SGLT2i reduces specific causes of CV death in HF across wide LVEF spectrum
Effect of Dapagliflozin on Cause-Specific Mortality in Patients With Heart Failure Across the Spectrum of Ejection Fraction: A Participant-Level Pooled Analysis of DAPA-HF and DELIVER
Introduction and methods
Recently, dapagliflozin was shown to reduce the rate of the composite outcome of worsening HF events or CV death in 2 international RCTs, namely the DAPA-HF (Dapagliflozin and Prevention of Adverse Outcomes in Heart Failure) and DELIVER (Dapagliflozin Evaluation to Improve the Lives of Patients With Preserved Ejection Fraction Heart Failure) trials [1-4]. However, the effect of dapagliflozin on specific causes of death has not been examined.
Aim of the study
In a pooled analysis of the DAPA-HF and DELIVER trials, the effect of dapagliflozin versus placebo on cause-specific CV and non-CV mortality in HFrEF, HFmrEF, and HFpEF patients was examined.
In this participant-level, pooled, prespecified secondary analysis, data from the DAPA-HF trial (LVEF ≤40%; n=4744) and the DELIVER trial (LVEF >40%; n=6263) were combined. Both trials had randomized patients with chronic HF, NYHA class II–IV symptoms, and elevated NT-proBNP levels to treatment with dapagliflozin 10 mg once daily or placebo. Median follow-up duration was 18.2 (DAPA-HF trial) or 27.6 months (DELIVER trial).
The authors assessed the mode of death (CV, non-CV, undetermined) and the specific causes of CV death (HF, sudden death, MI, stroke, other CV causes), as a whole and across different baseline LVEF categories (≤40%, 41%–49%, 50%–59%, ≥60%).
The primary endpoint in both trials was time to the first occurrence of the composite outcome of adjudicated worsening HF events (i.e., hospitalization or urgent visits for HF) or CV death.
- Of the 11,007 patients in the pooled data set, there were 1628 deaths during follow-up. Of these deaths, 872 (53.5%) were attributed to CV causes, 487 (29.9%) to non-CV causes, and 269 (16.5%) to undetermined causes.
- Of the 872 CV deaths, 289 (33.1%; this was 17.8% of total deaths) were due to HF, 441 (50.6%; 27.1% of total deaths) were sudden, 69 (7.9%; 4.2% of total deaths) were due to stroke, 47 (5.4%; 2.9% of total deaths) were due to MI, and 26 (3.0%; 1.6% of total deaths) were due to other CV causes.
- The proportion of CV deaths was inversely related to LVEF (P<0.001), mainly due to higher proportions of HF-associated and sudden death in the lower LVEF categories.

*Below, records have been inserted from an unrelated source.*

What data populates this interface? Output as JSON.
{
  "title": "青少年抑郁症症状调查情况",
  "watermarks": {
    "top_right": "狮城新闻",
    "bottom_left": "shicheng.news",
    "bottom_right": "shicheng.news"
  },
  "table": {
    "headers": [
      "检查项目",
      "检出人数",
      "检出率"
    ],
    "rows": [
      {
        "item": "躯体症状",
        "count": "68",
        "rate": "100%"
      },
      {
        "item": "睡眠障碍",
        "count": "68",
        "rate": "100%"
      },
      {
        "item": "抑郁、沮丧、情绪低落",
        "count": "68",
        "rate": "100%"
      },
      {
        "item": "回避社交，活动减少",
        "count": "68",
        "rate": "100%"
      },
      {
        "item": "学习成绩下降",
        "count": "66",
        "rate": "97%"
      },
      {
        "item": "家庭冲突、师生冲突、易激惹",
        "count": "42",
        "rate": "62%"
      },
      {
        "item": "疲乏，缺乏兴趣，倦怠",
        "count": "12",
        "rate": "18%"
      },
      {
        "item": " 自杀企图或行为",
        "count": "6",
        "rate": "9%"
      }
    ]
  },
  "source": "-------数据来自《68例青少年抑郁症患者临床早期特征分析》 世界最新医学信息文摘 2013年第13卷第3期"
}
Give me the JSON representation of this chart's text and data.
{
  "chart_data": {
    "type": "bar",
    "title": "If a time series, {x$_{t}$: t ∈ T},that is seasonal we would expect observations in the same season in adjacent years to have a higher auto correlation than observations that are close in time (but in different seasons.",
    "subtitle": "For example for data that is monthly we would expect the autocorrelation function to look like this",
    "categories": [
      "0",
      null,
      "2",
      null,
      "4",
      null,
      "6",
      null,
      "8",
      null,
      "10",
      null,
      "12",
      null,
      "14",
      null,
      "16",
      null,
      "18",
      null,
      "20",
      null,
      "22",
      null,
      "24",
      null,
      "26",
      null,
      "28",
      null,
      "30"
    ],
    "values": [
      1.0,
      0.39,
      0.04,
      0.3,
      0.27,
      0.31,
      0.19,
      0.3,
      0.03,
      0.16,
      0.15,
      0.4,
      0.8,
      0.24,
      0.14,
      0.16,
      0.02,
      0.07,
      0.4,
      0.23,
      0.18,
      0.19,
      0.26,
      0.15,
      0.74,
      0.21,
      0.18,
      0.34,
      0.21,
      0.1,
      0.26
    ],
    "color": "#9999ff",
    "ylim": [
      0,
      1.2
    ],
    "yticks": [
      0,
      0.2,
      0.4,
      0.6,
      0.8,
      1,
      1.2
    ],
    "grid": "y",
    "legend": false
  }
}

- Conversely, the proportion of non-CV deaths was higher in patients with a higher LVEF (P<0.001). Still, 112/283 deaths (39.6%) among patients in the highest LVEF category (≥60%) were attributed to CV causes, mostly due to sudden death (19.1%), followed by death from progressive HF (12.7%).
- Treatment with dapagliflozin was associated with lower rates of CV death (3.9% vs. 4.5%; HR: 0.86; 95%CI: 0.75–0.98; P=0.02) and all-cause mortality (7.4% vs. 8.3%; HR: 0.90; 95%CI: 0.82–0.99; P=0.03) compared with placebo. This reduction in CV deaths was primarily driven by lower, albeit nonsignificant , rates of sudden death (1.9% vs. 2.3%; HR: 0.84; 95%CI: 0.70–1.01; P=0.07) and HF-associated death (1.3% vs. 1.5%; HR: 0.88; 95%CI: 0.70–1.11; P=0.30). There were only small, nonsignificant difference in rates of death from stroke or MI.
- There was no difference in rates of non-CV death between the dapagliflozin and placebo groups (2.4% vs. 2.3%; HR: 1.01; 95%CI: 0.84–1.20; P=0.94).
- The effect of dapagliflozin versus placebo on sudden death and HF-associated death was consistent across the entire LVEF spectrum (P for interaction between treatment assignment and LVEF was 0.49 and 0.71, respectively).
In a pooled analysis of the DAPA-HF and DELIVER trials, dapagliflozin reduced the risk of CV death and all-cause mortality in HF patients compared with placebo. The reduction in CV deaths with dapagliflozin was primarily due to lower, albeit nonsignificant, rates of sudden death and, to a lesser extent, death from progressive HF.
The authors believe these results support the consistent beneficial effects seen with dapagliflozin on CV mortality, regardless of LVEF. They also note that “[t]he higher proportionate contribution of non-CV death with rising EF may be partly responsible for the limited progress in reducing the burden of overall mortality in patients with HF and preserved EF using CV therapies.”